We especially enjoyed the bountiful, fresh breakfast and brunch offerings, including a Maine lobster benedict that was truly to die for – while the roasted cinnamon apple french toast was also totally irresistible. Dinner was just as outstanding, especially Rosana’s delectable yucca gnocchi, the Georges Bank scallops and the locally sourced Pineland Farms filet mignon. There’s a determined focus on locally sourced seasonal ingredients, which puts Outlook at the forefront of sustainable dining in Boston (N.B. – Check out chef Rosana’s delectable dishes on Instagram, @chef.tatiana.)

Outlook Kitchen and Bar

 

Finding ourselves craving something sweet between shopping stops, we popped into Japanese ice cream import Taiyaki, on Seaport Boulevard just a few blocks from The Envoy.
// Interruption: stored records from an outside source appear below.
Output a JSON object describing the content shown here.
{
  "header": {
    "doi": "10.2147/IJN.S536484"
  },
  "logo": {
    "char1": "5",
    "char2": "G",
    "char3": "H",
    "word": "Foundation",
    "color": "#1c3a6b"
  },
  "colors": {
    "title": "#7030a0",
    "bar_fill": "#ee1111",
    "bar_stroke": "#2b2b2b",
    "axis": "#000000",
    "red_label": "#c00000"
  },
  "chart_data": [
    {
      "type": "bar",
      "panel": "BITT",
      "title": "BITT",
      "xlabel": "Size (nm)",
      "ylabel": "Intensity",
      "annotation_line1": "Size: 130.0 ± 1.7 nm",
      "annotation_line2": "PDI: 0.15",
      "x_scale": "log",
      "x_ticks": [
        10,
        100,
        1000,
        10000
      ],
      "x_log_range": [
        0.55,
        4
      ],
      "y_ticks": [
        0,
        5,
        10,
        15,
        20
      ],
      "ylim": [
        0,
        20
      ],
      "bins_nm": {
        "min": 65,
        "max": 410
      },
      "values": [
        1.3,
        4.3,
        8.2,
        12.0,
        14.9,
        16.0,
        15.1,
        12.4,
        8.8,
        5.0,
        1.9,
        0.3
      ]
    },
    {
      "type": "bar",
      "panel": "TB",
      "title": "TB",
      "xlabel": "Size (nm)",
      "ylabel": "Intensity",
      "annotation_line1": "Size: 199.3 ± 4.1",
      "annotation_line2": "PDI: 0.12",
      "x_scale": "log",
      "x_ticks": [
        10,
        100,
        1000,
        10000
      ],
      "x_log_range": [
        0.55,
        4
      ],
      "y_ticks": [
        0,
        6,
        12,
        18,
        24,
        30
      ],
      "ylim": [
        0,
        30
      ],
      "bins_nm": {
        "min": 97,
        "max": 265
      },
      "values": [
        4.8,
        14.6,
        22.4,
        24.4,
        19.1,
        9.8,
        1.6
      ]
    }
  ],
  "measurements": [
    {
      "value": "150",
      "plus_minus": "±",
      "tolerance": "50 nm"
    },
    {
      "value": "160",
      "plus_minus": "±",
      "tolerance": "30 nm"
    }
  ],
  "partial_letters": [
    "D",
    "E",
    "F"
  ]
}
Home of the custard-filled, whimsical fish-shaped waffle cone of Instagram fame, Kawaii-lovers from Toronto to Miami to Williamsburg have been madly posting since Taiyaki hit North America in 2016. We chose the matcha and black sesame soft-serve as a start, filling the freshly-made cones with red bean paste, then topping them with mini M&M’s.
The Seaport actually now boasts a apoplexy-inducing array of dining options, from the low-key to the Michelin-starred. Exalted Chef Barbara Lynch lords over the scene with her outstanding Italian diner Sportello, as well as Menton, a fancy-fancy Relais & Chateaux member serving delectable French fusion. Also worth a stop are Cardullo’s Gourmet Shoppe (a long time favorite from Harvard Square), Lolita Cocina & Tequila Bar, Strega Waterfront (you may find yourself seated next to one of the Patriots), plant-based NYC export by Chloe, the landmark, century old seafood classic No Name Restaurant, and a Tatte Bakery and Cafe. We were significantly spoiled for choice, obviously.

Menton

 

Considering Boston’s comely cityscape and harbor, it’s still a little light on rooftop venues. Which partly explains the wild popularity of the Envoy’s spectacular Lookout lounge/bar. But we also loved the clever cocktails like the Fizz Bump (Hendricks, Lavender & Earl Grey Simple, lemon, egg white) and the Cereal Keeler (Keel Vodka, Americano Bianco, pineapple, orange, cherry bitters). The skyline and waterfront views, of course, are eminently Instagrammable. But with colder temps upon us, the Lookout also features glowing fire pits, out of the way ceiling-mounted heaters and cozy blankets for keeping nice and toasty while sipping a hot Teeling Frisky whiskey cocktail.